Figure 1.

Nutrient oxidation in the mitochondria modulates adipogenesis. Branched-chain amino acids (BCAAs) and glucose catabolism within the mitochondria produce ATP and metabolic intermediates that promote adipogenesis. As such, leucine catabolism is an early regulator of adipogenesis that is initiated by a BCAA transaminase (BCAT) generating α-ketoisocaproic acid (a-KIC). a-KIC is irreversibly oxidized by the BCAA dehydrogenase (BCKDH) complex forming isovaleryl-CoA. Isovaleryl-CoA dehydrogenase (IVD) converts isovaleryl-CoA to methylcrotonyl-CoA. Sirtuin SIRT4 induction of methylcrotonyl-CoA carboxylase (MCCC1) promotes the carboxylation of 3-methylcrotonyl-CoA to 3-methylglutaconyl-CoA, which can be further oxidized to produce acetyl-CoA. BCAA catabolism promotes the PPARγ-mediated transcriptional adipogenic program.

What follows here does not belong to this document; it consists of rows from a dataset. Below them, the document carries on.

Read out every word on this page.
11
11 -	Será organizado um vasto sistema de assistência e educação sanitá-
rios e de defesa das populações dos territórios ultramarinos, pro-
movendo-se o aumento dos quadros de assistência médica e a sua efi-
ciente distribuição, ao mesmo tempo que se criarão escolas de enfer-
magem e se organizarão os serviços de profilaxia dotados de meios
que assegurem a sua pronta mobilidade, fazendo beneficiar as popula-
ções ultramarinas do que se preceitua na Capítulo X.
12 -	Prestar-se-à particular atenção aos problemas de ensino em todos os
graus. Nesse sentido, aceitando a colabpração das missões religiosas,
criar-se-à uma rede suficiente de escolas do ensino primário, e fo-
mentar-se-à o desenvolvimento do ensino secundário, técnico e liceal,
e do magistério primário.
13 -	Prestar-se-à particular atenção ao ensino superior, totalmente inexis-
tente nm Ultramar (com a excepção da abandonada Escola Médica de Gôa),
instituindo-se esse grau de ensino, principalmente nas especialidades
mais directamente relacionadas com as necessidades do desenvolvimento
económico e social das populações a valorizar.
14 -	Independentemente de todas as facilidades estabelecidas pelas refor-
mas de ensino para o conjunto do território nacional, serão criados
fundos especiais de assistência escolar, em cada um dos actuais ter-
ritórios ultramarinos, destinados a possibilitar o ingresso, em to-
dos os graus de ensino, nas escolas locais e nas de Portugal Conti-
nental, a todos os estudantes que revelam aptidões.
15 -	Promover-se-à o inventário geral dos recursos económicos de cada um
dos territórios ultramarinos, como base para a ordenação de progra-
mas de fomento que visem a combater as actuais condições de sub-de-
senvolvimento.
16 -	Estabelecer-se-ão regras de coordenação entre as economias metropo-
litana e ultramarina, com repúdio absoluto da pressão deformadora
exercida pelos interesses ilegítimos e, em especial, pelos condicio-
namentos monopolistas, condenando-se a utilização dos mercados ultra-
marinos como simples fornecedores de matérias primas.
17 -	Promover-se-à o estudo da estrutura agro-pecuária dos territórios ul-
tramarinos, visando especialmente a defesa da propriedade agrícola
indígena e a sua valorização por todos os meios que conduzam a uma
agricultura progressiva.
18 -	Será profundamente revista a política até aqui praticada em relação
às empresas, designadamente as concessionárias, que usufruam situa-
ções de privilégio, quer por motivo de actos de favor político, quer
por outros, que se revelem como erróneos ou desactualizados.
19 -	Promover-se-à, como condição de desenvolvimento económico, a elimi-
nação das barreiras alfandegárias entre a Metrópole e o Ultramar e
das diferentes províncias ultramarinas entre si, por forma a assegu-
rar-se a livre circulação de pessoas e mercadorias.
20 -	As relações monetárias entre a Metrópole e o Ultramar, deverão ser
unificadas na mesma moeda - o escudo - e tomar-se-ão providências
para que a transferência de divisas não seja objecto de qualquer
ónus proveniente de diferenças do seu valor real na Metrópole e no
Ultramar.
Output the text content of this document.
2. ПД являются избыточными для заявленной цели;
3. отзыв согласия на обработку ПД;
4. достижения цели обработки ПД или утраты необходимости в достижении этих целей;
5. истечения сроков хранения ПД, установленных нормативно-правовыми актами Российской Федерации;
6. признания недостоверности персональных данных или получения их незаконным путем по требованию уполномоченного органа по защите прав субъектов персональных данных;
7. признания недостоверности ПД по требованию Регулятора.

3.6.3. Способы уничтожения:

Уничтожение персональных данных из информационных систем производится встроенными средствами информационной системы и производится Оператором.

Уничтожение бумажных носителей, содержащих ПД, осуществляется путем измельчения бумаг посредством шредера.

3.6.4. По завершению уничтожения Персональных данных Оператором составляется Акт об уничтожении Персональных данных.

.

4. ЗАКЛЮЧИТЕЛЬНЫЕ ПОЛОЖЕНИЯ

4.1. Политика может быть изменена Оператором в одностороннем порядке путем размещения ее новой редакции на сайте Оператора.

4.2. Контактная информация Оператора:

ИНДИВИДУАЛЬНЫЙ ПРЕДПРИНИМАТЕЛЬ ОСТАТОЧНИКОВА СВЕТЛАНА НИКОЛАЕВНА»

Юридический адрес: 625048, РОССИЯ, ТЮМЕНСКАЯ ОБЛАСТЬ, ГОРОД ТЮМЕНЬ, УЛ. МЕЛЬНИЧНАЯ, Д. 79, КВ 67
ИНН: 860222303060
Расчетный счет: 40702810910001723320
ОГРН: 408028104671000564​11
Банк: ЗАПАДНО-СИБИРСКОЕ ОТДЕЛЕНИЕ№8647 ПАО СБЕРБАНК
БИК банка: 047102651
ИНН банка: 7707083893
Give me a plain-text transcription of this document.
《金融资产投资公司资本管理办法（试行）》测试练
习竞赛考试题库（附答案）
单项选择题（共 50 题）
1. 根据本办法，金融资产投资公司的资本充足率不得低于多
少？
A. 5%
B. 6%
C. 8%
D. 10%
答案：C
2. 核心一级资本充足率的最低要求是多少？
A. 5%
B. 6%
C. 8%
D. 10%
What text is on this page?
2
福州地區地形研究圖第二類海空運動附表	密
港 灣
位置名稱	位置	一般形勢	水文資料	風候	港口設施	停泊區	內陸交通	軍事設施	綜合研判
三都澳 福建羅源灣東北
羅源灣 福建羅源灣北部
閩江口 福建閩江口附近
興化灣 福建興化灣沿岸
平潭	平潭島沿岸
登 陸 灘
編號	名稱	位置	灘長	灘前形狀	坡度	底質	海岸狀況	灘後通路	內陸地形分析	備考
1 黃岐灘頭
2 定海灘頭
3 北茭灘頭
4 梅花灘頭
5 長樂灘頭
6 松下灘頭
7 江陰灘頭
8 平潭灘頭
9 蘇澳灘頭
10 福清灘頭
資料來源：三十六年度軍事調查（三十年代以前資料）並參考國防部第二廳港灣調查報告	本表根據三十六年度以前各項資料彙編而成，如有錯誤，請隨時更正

While a portion of glucose is oxidized to generate acetyl-CoA, some glucose is diverted away from the mitochondrial oxidation to the pentose phosphate pathway (PPP) to support the production of nicotinamide adenine dinucleotide phosphate (NADPH), a required cofactor for lipogenesis. Glutaminolysis appears to oppose adipogenesis, although the mechanistic understanding of fuel switching that supports adipogenesis is limited.